Although it could well be, the opening quote is not actually about Buddhism. Sir George Trevelyan (1906-1996), who was a leading figure in the movement for spiritual regeneration in Britain and a champion of the Findhorn Community, was not a Buddhist. He was, for a time, a disciple of F.M. Alexander, who developed the Alexander Technique, an alternative approach to physical stress management much favoured by musicians, and it is to the Alexander Technique that the quote refers.

Somewhat surprisingly Jonathan Harvey shares with Sir George Trevelyan a deep interest in the Austrian philosopher Rudolf Steiner (1861-1925) who created the expressive movement art of Eurythmy and was a founding figure in the Theosophy movement.

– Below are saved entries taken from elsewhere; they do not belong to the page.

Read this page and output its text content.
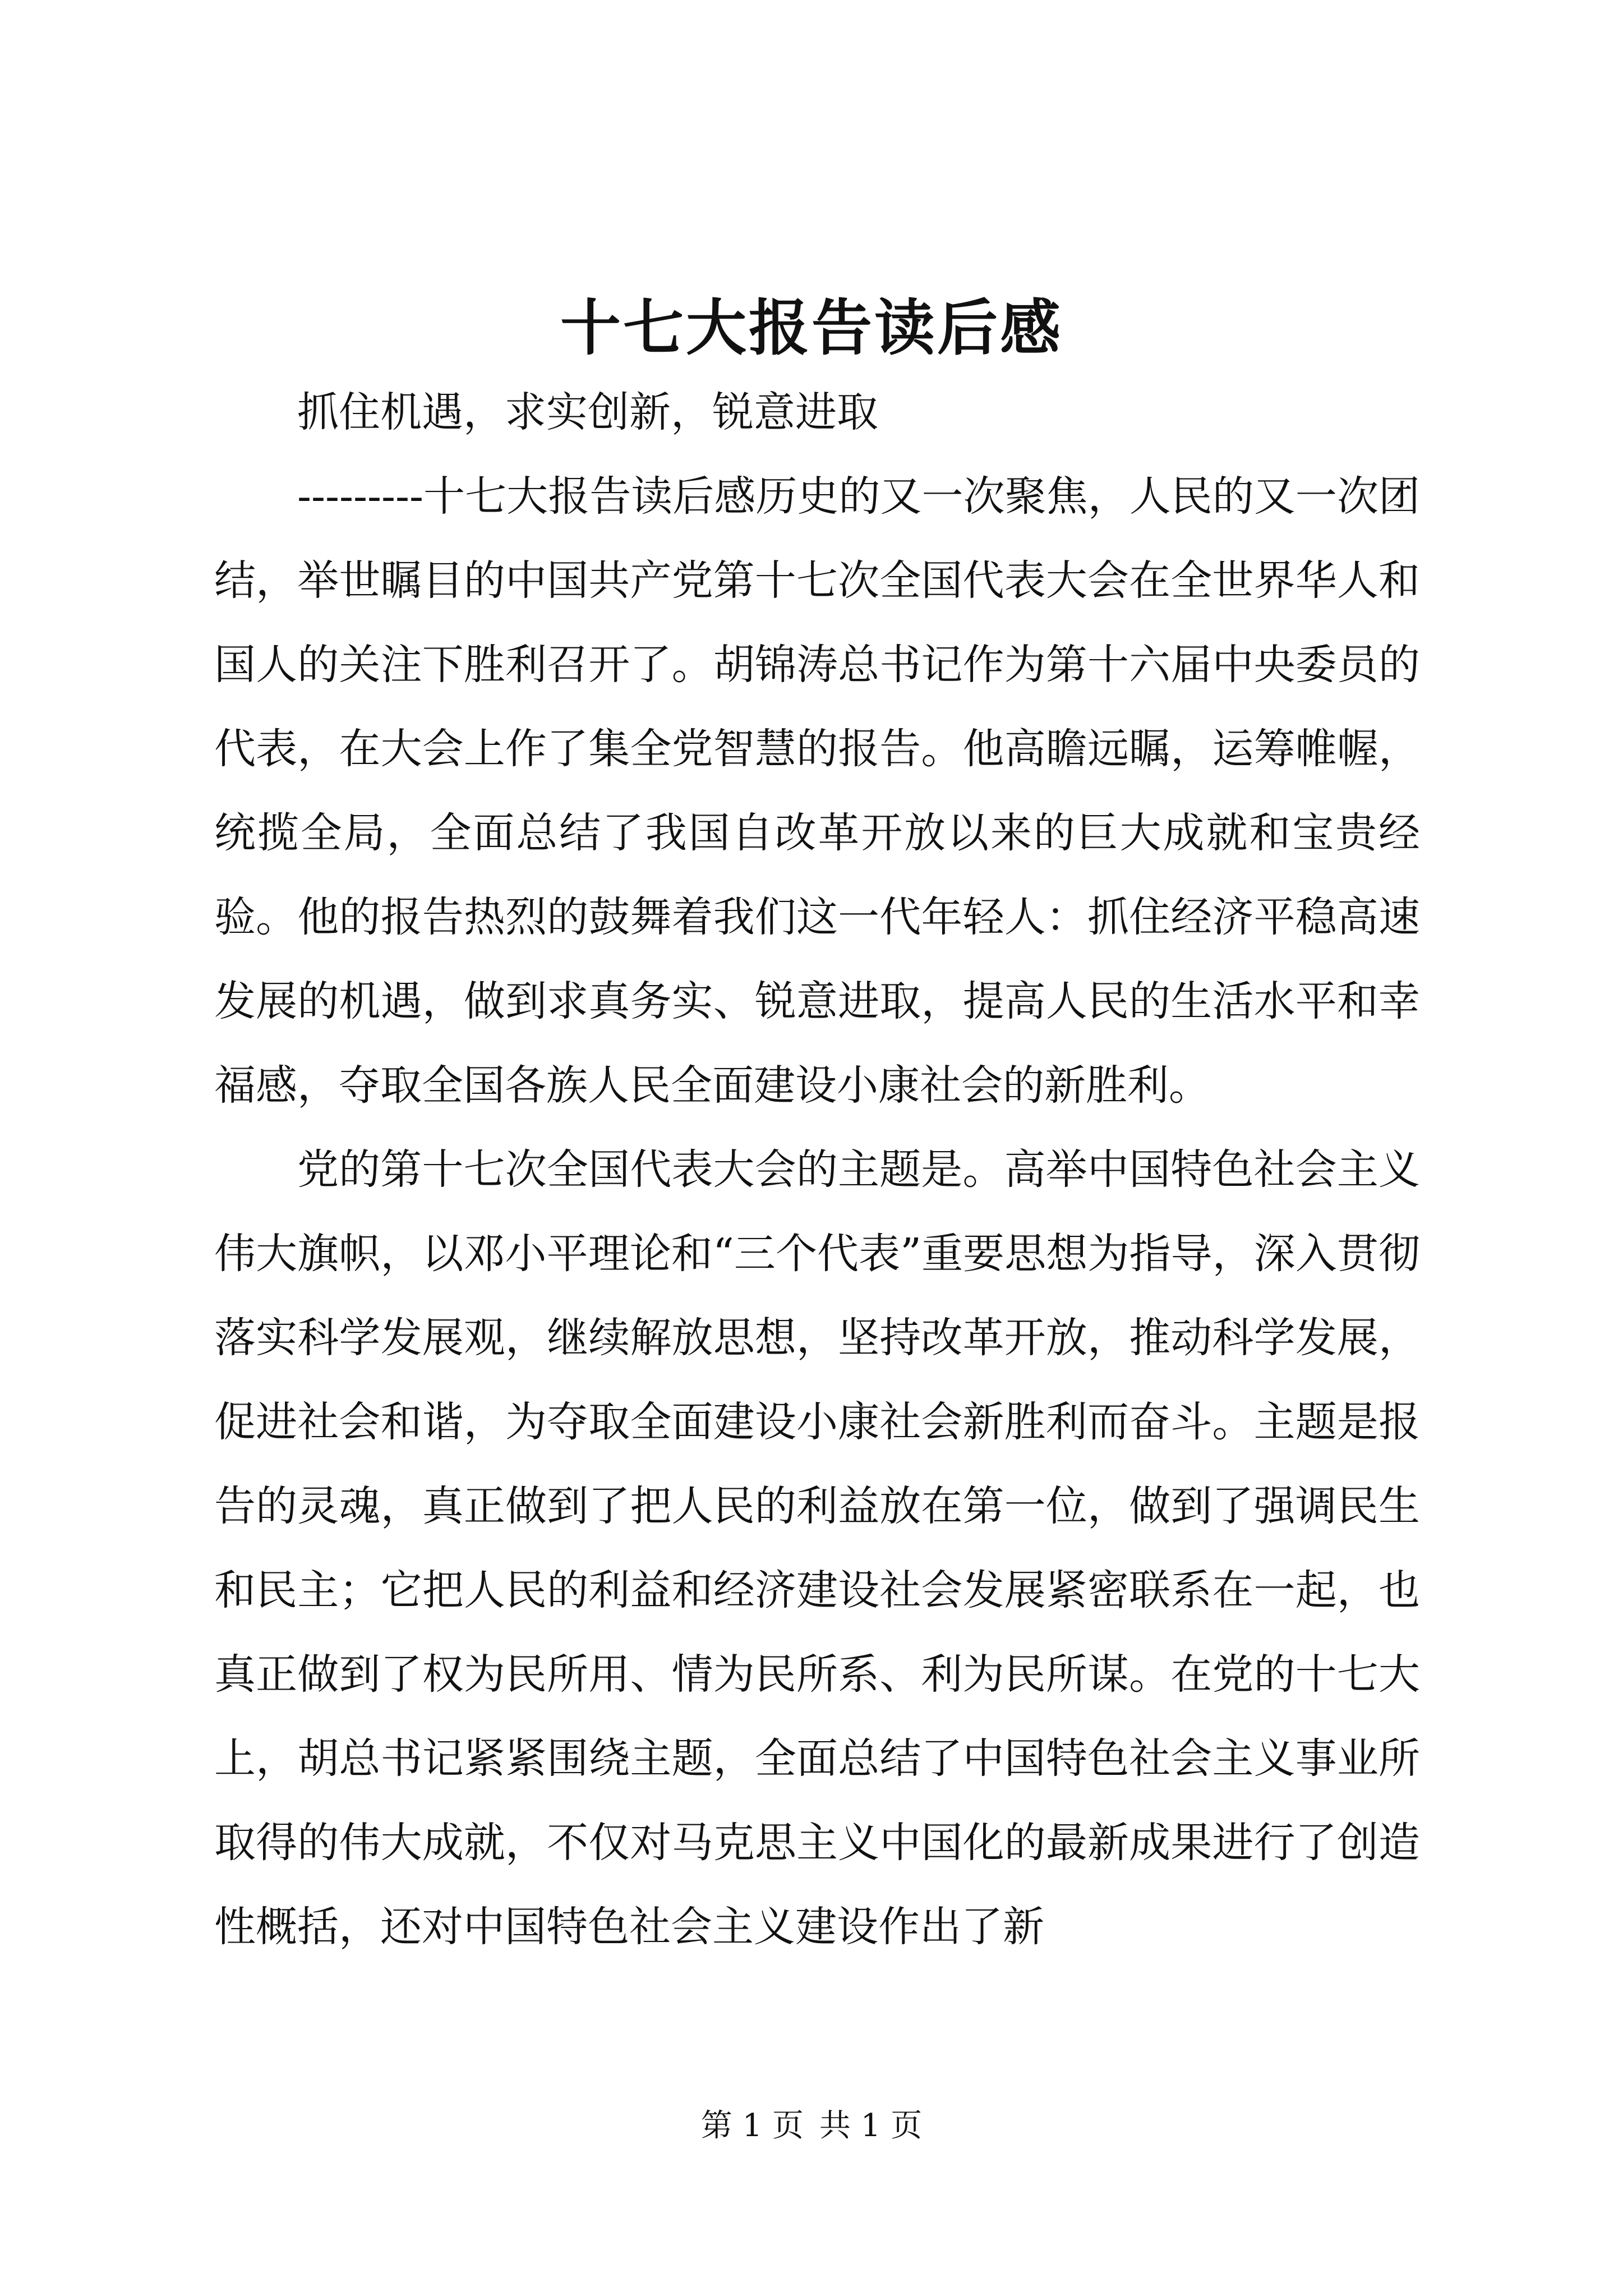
十七大报告读后感

抓住机遇，求实创新，锐意进取

---------十七大报告读后感历史的又一次聚焦，人民的又一次团结，举世瞩目的中国共产党第十七次全国代表大会在全世界华人和国人的关注下胜利召开了。胡锦涛总书记作为第十六届中央委员的代表，在大会上作了集全党智慧的报告。他高瞻远瞩，运筹帷幄，统揽全局，全面总结了我国自改革开放以来的巨大成就和宝贵经验。他的报告热烈的鼓舞着我们这一代年轻人：抓住经济平稳高速发展的机遇，做到求真务实、锐意进取，提高人民的生活水平和幸福感，夺取全国各族人民全面建设小康社会的新胜利。

党的第十七次全国代表大会的主题是。高举中国特色社会主义伟大旗帜，以邓小平理论和“三个代表”重要思想为指导，深入贯彻落实科学发展观，继续解放思想，坚持改革开放，推动科学发展，促进社会和谐，为夺取全面建设小康社会新胜利而奋斗。主题是报告的灵魂，真正做到了把人民的利益放在第一位，做到了强调民生和民主；它把人民的利益和经济建设社会发展紧密联系在一起，也真正做到了权为民所用、情为民所系、利为民所谋。在党的十七大上，胡总书记紧紧围绕主题，全面总结了中国特色社会主义事业所取得的伟大成就，不仅对马克思主义中国化的最新成果进行了创造性概括，还对中国特色社会主义建设作出了新

第 1 页 共 1 页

Theosophy has attracted many musicians including Alexander Scriabin, Ruth Crawford Seeger and Dane Rudhyar. Elisabeth Lutyens' mother was a Theosophist and disciple of Krishnamurti. 'Twelve-tone Lizzie', who wrote a ravishing setting of Wittgenstein, was not a fan. Lutyens wrote that Theosophy ...
'left me with a horror, fear, and dislike of the amorphous, slovenly, dishonest, muddled, stupid and narrow-minded "mystic" attitude to life, things and people, and especially art'.
Elisabeth Lutyens never did things by half, read more about her in Walking with Stravinsky, and hear conductor James Weeks talking to me about her music in this iTunes podcast. Jonathan Harvey composed an opera about Wagner's unwritten Buddhist music drama, and the Tashi Lhunpo monks appeared in Wagner and the Tantric Orchestra, but not at Stonehenge.
'The way exists, but not the traveller on it' - Buddhist dictum
Opening quote is from the highly recommended Sir George Trevelyan and the New Spiritual Awakening by Frances Farrer, Floris Books ISBN0863153771, but out of print. Elisabeth Lutyens quote is from the equally highly recommended A Pilgrim Soul, the Life and Work of Elisabeth Lutyens by Meirion and Susie Harries, Michael Joseph ISBN 0718129466, and guess what? - also out of print. The Tashi Lhunpo monks are, despite China's worst efforts, thankfully not out of print, and they are touring the UK in autumn 2009. Header photo is copyright Tashi Lhunpo Monastery UK Trust. Lutyens biography and Body Mandala CD were bought by me at retail, Trevelyan biography was borrowed from Norwich library. Any copyrighted material on these pages is included as "fair use", for the purpose of study, review or critical analysis only, and will be removed at the request of copyright owner(s). Report broken links, missing images and errors to - overgrownpath at hotmail dot co dot uk


Pliable said…
Rudolf Steiner's work as an architect is quite remarkable -
Pliable said…
Common ground between Buddhism and the Alexander Technique -
That photo is amazing. Thanks for putting it up. At first I was sure it had to be photoshopped, but then realized it is my complete compartmentalization of these two elements of East and West that's the problem. Sure would like to hear a conversation between whatever a Druid was and a Tibetan lama.
Jacque said…
Interesting connections, as always. But I'd like to point out that while Steiner "created a successful branch of the Theosophical Society in Germany,(1)" he was *founder* of the Anthroposophical Society(2), characterized superficially as a split from the Theosophists.

Here in Chicago, we've got a terrific school called the Chicago Waldorf School, testimony to another of Steiner's contributions to the world: an important theory and method of education.